A classic is reborn with the Shakespeare Theatre Company’s bold new adaptation of The Oresteia — but don’t worry: It dies multiple bloody deaths, too.
For the final production from the legendary Michael Kahn, whose career at STC spans nearly as many years as this critic’s life, we revisit one of the oldest surviving stories in theatre, Aeschylus’s cycle-of-violence trilogy about Clytemnestra (Kelley Curran), Agamemnon (Kelcey Watson), Electra (Rad Pereira) and Orestes (Josiah Bania). In a powerful, evocative update from playwright Ellen McLaughlin, nightmares, ghosts, vengeance, and a more-skeptical-than-usual chorus haunt the messy, messy House of Atreus.
And what a house!
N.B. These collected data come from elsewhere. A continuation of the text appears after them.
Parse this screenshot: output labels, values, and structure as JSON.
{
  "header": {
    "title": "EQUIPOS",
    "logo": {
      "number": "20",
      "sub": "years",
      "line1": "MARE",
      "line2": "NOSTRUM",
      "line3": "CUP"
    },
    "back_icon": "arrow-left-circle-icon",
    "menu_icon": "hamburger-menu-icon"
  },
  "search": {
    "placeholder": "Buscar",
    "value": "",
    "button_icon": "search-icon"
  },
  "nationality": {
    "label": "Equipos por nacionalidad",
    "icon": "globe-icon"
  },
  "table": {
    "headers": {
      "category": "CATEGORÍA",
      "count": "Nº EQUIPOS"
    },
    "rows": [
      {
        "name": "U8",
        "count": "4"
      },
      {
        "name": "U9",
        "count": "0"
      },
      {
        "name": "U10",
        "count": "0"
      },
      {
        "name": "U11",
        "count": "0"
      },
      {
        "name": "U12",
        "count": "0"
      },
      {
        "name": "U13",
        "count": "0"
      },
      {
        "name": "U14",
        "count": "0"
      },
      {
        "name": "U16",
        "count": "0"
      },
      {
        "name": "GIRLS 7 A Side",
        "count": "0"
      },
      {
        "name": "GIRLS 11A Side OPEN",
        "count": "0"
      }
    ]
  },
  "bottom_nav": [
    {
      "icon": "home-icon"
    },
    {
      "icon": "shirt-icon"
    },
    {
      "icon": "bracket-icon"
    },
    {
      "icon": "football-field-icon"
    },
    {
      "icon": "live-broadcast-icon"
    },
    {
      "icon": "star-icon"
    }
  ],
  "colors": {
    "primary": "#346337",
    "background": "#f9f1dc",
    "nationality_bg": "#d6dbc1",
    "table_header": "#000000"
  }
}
The set from Susan Hilferty (who also designed the costumes! are you kidding me?!) is staggering. During Oresteia’s run until at least June 2, Sidney Harmon Hall’s stage has been taken over by a vast, menacing home, appearing both eternal and ancient, with verdigris doors and walls so rusty they sometimes look like they’re bleeding, all of it nestled in a canyon that starkly resembles a pile of bones, underneath cold but watchful stars.
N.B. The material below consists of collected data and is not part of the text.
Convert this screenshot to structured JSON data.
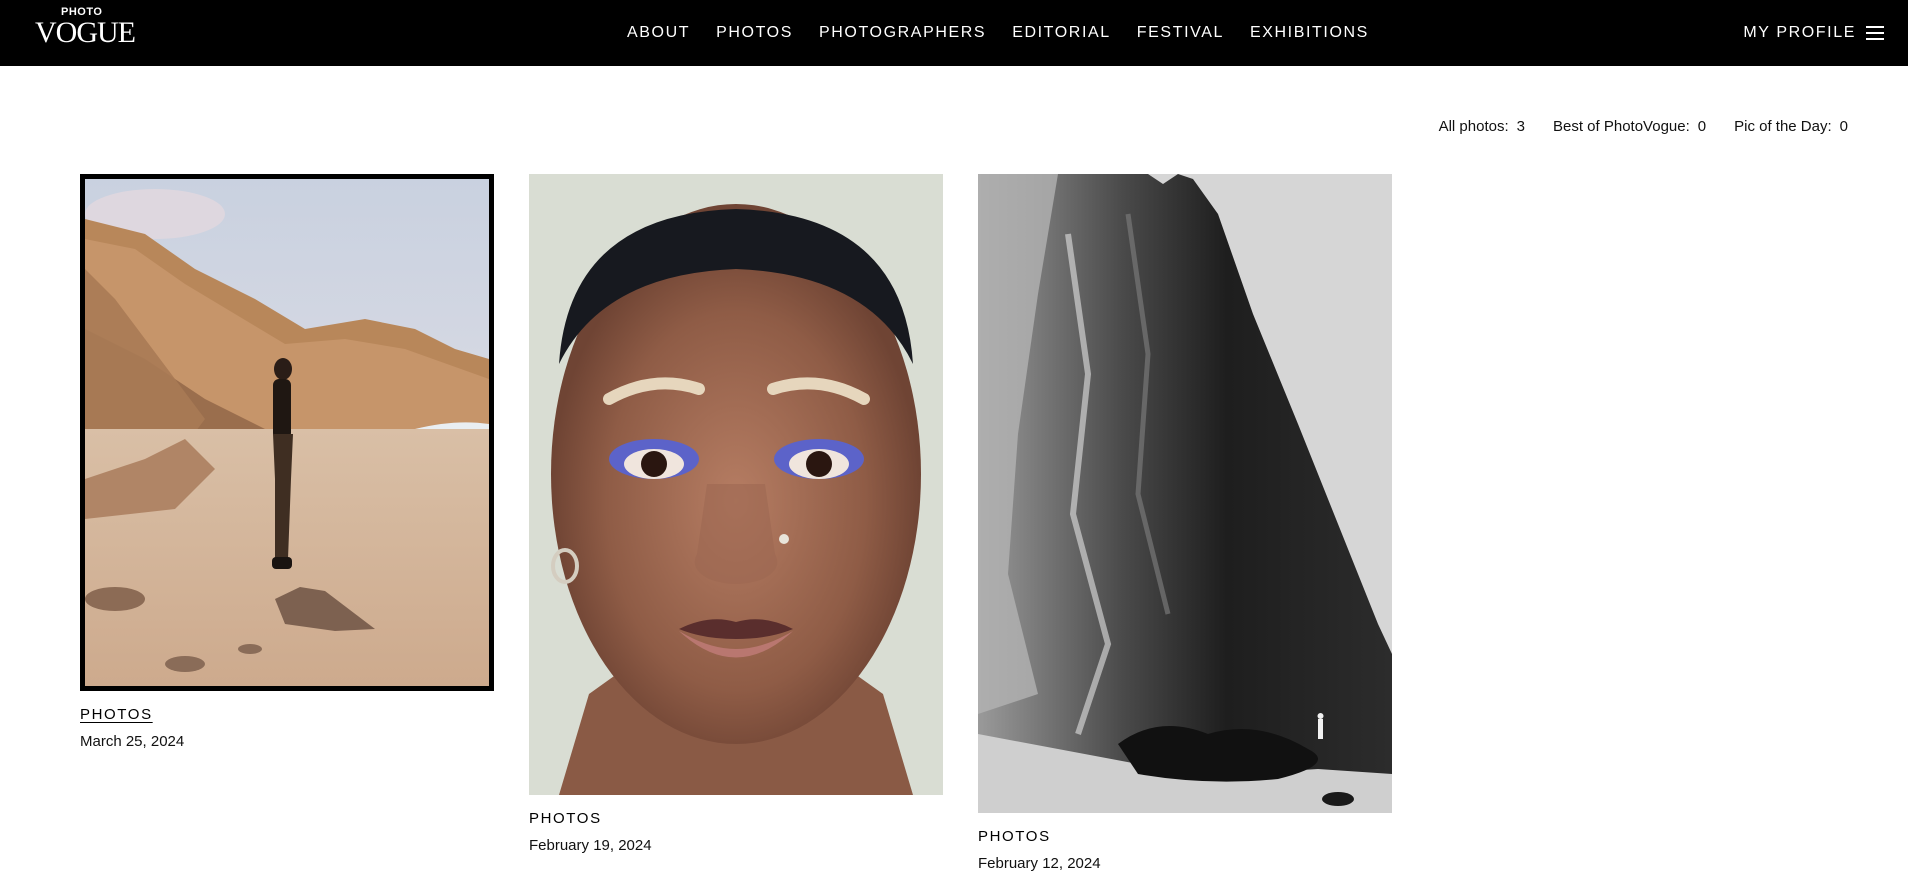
{
  "brand": {
    "small": "PHOTO",
    "big": "VOGUE"
  },
  "nav": {
    "items": [
      {
        "label": "ABOUT"
      },
      {
        "label": "PHOTOS"
      },
      {
        "label": "PHOTOGRAPHERS"
      },
      {
        "label": "EDITORIAL"
      },
      {
        "label": "FESTIVAL"
      },
      {
        "label": "EXHIBITIONS"
      }
    ],
    "profile_label": "MY PROFILE",
    "menu_icon": "hamburger-icon"
  },
  "counters": [
    {
      "label": "All photos:",
      "value": "3"
    },
    {
      "label": "Best of PhotoVogue:",
      "value": "0"
    },
    {
      "label": "Pic of the Day:",
      "value": "0"
    }
  ],
  "photos": [
    {
      "category": "PHOTOS",
      "date": "March 25, 2024",
      "subject": "woman standing on a rock on a sandy beach below cliffs"
    },
    {
      "category": "PHOTOS",
      "date": "February 19, 2024",
      "subject": "close-up portrait of a woman with blue eyeliner"
    },
    {
      "category": "PHOTOS",
      "date": "February 12, 2024",
      "subject": "black and white rock cliff with small figure"
    }
  ],
  "colors": {
    "header_bg": "#000000",
    "header_text": "#ffffff",
    "page_bg": "#ffffff"
  }
}
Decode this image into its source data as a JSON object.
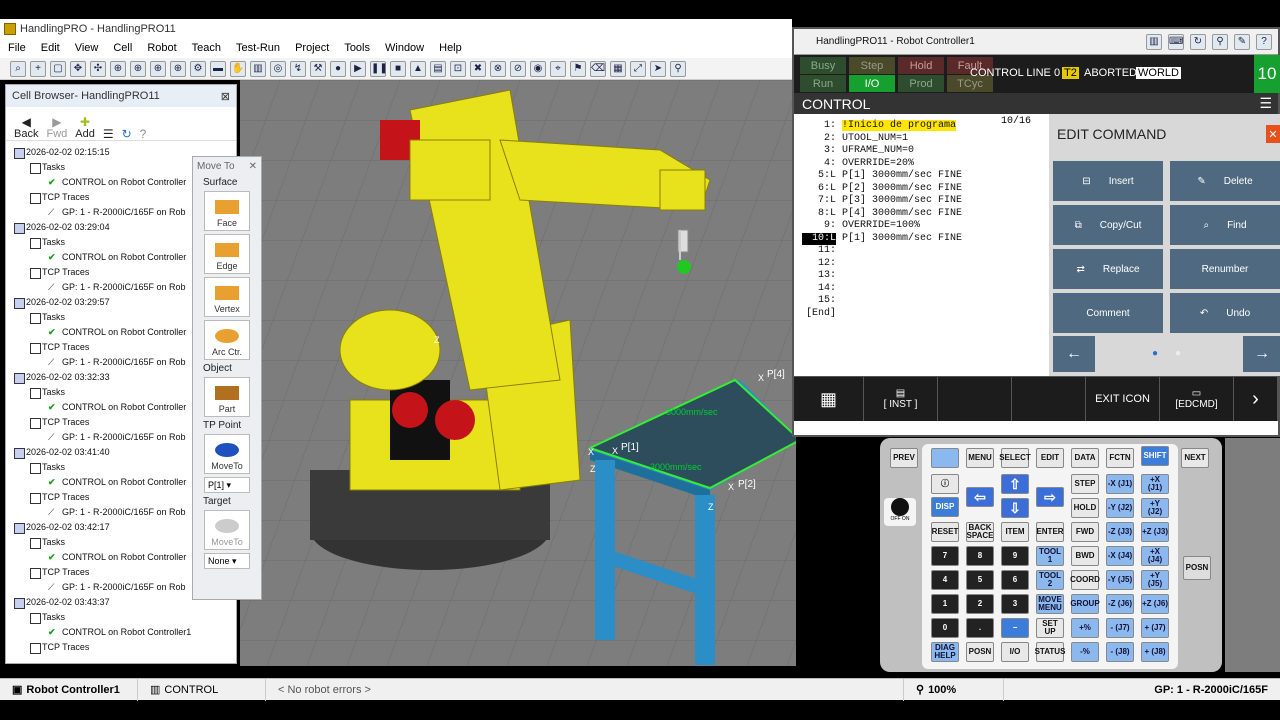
{
  "window": {
    "title": "HandlingPRO - HandlingPRO11"
  },
  "menu": [
    "File",
    "Edit",
    "View",
    "Cell",
    "Robot",
    "Teach",
    "Test-Run",
    "Project",
    "Tools",
    "Window",
    "Help"
  ],
  "cell_browser": {
    "title": "Cell Browser- HandlingPRO11",
    "back": "Back",
    "fwd": "Fwd",
    "add": "Add",
    "entries": [
      {
        "date": "2026-02-02 02:15:15",
        "tasks": "Tasks",
        "task": "CONTROL on Robot Controller",
        "traces": "TCP Traces",
        "gp": "GP: 1 - R-2000iC/165F on Rob"
      },
      {
        "date": "2026-02-02 03:29:04",
        "tasks": "Tasks",
        "task": "CONTROL on Robot Controller",
        "traces": "TCP Traces",
        "gp": "GP: 1 - R-2000iC/165F on Rob"
      },
      {
        "date": "2026-02-02 03:29:57",
        "tasks": "Tasks",
        "task": "CONTROL on Robot Controller",
        "traces": "TCP Traces",
        "gp": "GP: 1 - R-2000iC/165F on Rob"
      },
      {
        "date": "2026-02-02 03:32:33",
        "tasks": "Tasks",
        "task": "CONTROL on Robot Controller",
        "traces": "TCP Traces",
        "gp": "GP: 1 - R-2000iC/165F on Rob"
      },
      {
        "date": "2026-02-02 03:41:40",
        "tasks": "Tasks",
        "task": "CONTROL on Robot Controller",
        "traces": "TCP Traces",
        "gp": "GP: 1 - R-2000iC/165F on Rob"
      },
      {
        "date": "2026-02-02 03:42:17",
        "tasks": "Tasks",
        "task": "CONTROL on Robot Controller",
        "traces": "TCP Traces",
        "gp": "GP: 1 - R-2000iC/165F on Rob"
      },
      {
        "date": "2026-02-02 03:43:37",
        "tasks": "Tasks",
        "task": "CONTROL on Robot Controller1",
        "traces": "TCP Traces",
        "gp": ""
      }
    ]
  },
  "move_to": {
    "title": "Move To",
    "surface": "Surface",
    "face": "Face",
    "edge": "Edge",
    "vertex": "Vertex",
    "arc": "Arc Ctr.",
    "object": "Object",
    "part": "Part",
    "tp_point": "TP Point",
    "moveto": "MoveTo",
    "point_sel": "P[1]",
    "target": "Target",
    "moveto2": "MoveTo",
    "target_sel": "None"
  },
  "viewport": {
    "labels": {
      "p1": "P[1]",
      "p2": "P[2]",
      "p4": "P[4]",
      "speed1": "3000mm/sec",
      "speed2": "3000mm/sec",
      "z1": "Z",
      "z2": "Z",
      "z3": "Z",
      "x1": "X",
      "x2": "X",
      "x3": "X",
      "x4": "X"
    }
  },
  "teach_pendant": {
    "title": "HandlingPRO11 - Robot Controller1",
    "leds": [
      "Busy",
      "Step",
      "Hold",
      "Fault",
      "Run",
      "I/O",
      "Prod",
      "TCyc"
    ],
    "status_text": "CONTROL LINE 0",
    "t2": "T2",
    "aborted": "ABORTED",
    "world": "WORLD",
    "override": "10",
    "screen": "CONTROL",
    "line_count": "10/16",
    "program": [
      {
        "n": "1:",
        "t": "!Inicio de programa",
        "hl": true
      },
      {
        "n": "2:",
        "t": "UTOOL_NUM=1"
      },
      {
        "n": "3:",
        "t": "UFRAME_NUM=0"
      },
      {
        "n": "4:",
        "t": "OVERRIDE=20%"
      },
      {
        "n": "5:L",
        "t": "P[1] 3000mm/sec FINE"
      },
      {
        "n": "6:L",
        "t": "P[2] 3000mm/sec FINE"
      },
      {
        "n": "7:L",
        "t": "P[3] 3000mm/sec FINE"
      },
      {
        "n": "8:L",
        "t": "P[4] 3000mm/sec FINE"
      },
      {
        "n": "9:",
        "t": "OVERRIDE=100%"
      },
      {
        "n": "10:L",
        "t": "P[1] 3000mm/sec FINE",
        "cur": true
      },
      {
        "n": "11:",
        "t": ""
      },
      {
        "n": "12:",
        "t": ""
      },
      {
        "n": "13:",
        "t": ""
      },
      {
        "n": "14:",
        "t": ""
      },
      {
        "n": "15:",
        "t": ""
      },
      {
        "n": "[End]",
        "t": ""
      }
    ],
    "edit_command": {
      "title": "EDIT COMMAND",
      "buttons": [
        "Insert",
        "Delete",
        "Copy/Cut",
        "Find",
        "Replace",
        "Renumber",
        "Comment",
        "Undo"
      ]
    },
    "func_keys": {
      "inst": "[ INST ]",
      "exit": "EXIT ICON",
      "edcmd": "[EDCMD]"
    }
  },
  "keypad": {
    "prev": "PREV",
    "menu": "MENU",
    "select": "SELECT",
    "edit": "EDIT",
    "data": "DATA",
    "fctn": "FCTN",
    "shift": "SHIFT",
    "next": "NEXT",
    "disp": "DISP",
    "step": "STEP",
    "hold": "HOLD",
    "reset": "RESET",
    "backspace": "BACK SPACE",
    "item": "ITEM",
    "enter": "ENTER",
    "fwd": "FWD",
    "bwd": "BWD",
    "tool1": "TOOL 1",
    "tool2": "TOOL 2",
    "coord": "COORD",
    "movemenu": "MOVE MENU",
    "group": "GROUP",
    "setup": "SET UP",
    "diag": "DIAG HELP",
    "posn": "POSN",
    "io": "I/O",
    "status": "STATUS",
    "posn2": "POSN",
    "nums": [
      "7",
      "8",
      "9",
      "4",
      "5",
      "6",
      "1",
      "2",
      "3",
      "0",
      "."
    ],
    "jog": [
      "-X (J1)",
      "+X (J1)",
      "-Y (J2)",
      "+Y (J2)",
      "-Z (J3)",
      "+Z (J3)",
      "-X (J4)",
      "+X (J4)",
      "-Y (J5)",
      "+Y (J5)",
      "-Z (J6)",
      "+Z (J6)",
      "- (J7)",
      "+ (J7)",
      "- (J8)",
      "+ (J8)"
    ],
    "offon": "OFF ON"
  },
  "status_bar": {
    "controller": "Robot Controller1",
    "program": "CONTROL",
    "errors": "< No robot errors >",
    "zoom": "100%",
    "gp": "GP: 1 - R-2000iC/165F"
  }
}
The doomed parents and children who walk through this house’s door — and scream behind its windows — have had their motivations streamlined and reshuffled from their classical iterations, but the characters are not updates. McLaughlin and Kahn are more interested in archetypes than in trying to cram them into 21st century men and women.
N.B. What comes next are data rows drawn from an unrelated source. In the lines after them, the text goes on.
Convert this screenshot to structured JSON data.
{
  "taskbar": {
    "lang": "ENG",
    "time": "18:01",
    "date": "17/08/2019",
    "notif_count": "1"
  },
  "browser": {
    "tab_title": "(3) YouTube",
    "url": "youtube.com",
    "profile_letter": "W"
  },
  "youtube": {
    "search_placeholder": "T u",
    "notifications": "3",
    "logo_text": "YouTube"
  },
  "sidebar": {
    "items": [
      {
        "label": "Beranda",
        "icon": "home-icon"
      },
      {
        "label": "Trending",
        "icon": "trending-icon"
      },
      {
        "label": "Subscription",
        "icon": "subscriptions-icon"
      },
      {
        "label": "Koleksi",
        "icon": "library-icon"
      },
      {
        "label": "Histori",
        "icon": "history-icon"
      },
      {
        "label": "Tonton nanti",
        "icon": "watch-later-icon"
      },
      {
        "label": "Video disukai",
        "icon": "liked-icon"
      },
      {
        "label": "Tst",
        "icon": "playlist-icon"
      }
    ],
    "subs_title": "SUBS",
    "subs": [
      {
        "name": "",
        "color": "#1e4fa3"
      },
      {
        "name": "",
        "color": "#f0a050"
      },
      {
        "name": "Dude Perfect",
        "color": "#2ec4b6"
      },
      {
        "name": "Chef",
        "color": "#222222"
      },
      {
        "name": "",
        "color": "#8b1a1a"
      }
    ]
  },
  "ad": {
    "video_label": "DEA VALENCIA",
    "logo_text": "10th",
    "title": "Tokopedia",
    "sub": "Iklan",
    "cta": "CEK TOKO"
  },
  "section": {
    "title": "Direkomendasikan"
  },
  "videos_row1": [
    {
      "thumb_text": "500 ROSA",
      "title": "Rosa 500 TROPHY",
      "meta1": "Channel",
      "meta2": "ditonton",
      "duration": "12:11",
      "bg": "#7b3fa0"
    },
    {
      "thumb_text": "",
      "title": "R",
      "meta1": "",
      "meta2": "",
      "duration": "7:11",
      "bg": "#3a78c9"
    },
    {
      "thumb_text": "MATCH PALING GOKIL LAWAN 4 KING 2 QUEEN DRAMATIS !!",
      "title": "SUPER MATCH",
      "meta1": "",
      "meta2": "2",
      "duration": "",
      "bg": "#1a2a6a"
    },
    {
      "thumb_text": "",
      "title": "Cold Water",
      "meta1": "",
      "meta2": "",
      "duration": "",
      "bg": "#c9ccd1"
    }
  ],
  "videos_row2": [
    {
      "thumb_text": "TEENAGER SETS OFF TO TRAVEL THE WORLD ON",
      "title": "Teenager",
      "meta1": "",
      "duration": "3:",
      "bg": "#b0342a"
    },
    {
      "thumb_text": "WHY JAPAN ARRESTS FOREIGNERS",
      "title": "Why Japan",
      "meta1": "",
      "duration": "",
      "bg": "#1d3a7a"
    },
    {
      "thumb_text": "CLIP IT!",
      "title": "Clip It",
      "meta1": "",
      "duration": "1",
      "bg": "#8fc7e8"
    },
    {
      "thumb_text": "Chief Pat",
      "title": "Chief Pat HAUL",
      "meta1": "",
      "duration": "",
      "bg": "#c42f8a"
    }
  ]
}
And the cast, eloquent and sad, is up to the challenge. Pereira plays Electra as a powder keg waiting to go off — mourning may not become her, but wrath sure does, though Electra may bite off more than she can chew. Bania’s poor Orestes enters as a hot mess and doesn’t get much better, though the actor himself never looks lost, even when it comes to rending his shirt and channeling displeased gods. Watson plays the great warrior-king Agamemnon as constantly trapped, but also constantly on a precipice of change, never sure of what’s under his feet.
And standing at the center — as towering and essential as that blighted house itself — is Curran’s performance as Clytemnestra, one of the best you’ll see on a Washington stage this year. With a mile-long emotional range and what was clearly a careful examination of both the fresh and dusty texts, Curran keeps the tragedy from drowning in its own gore.
Together, they struggle with a murder cycle so vicious one wonders if it can ever end — but end it must, the chorus tells us. And they see a lot.
Michael Kahn will be greatly missed in the D.C. theatre scene. Anyone unfamiliar with why should look no further than this.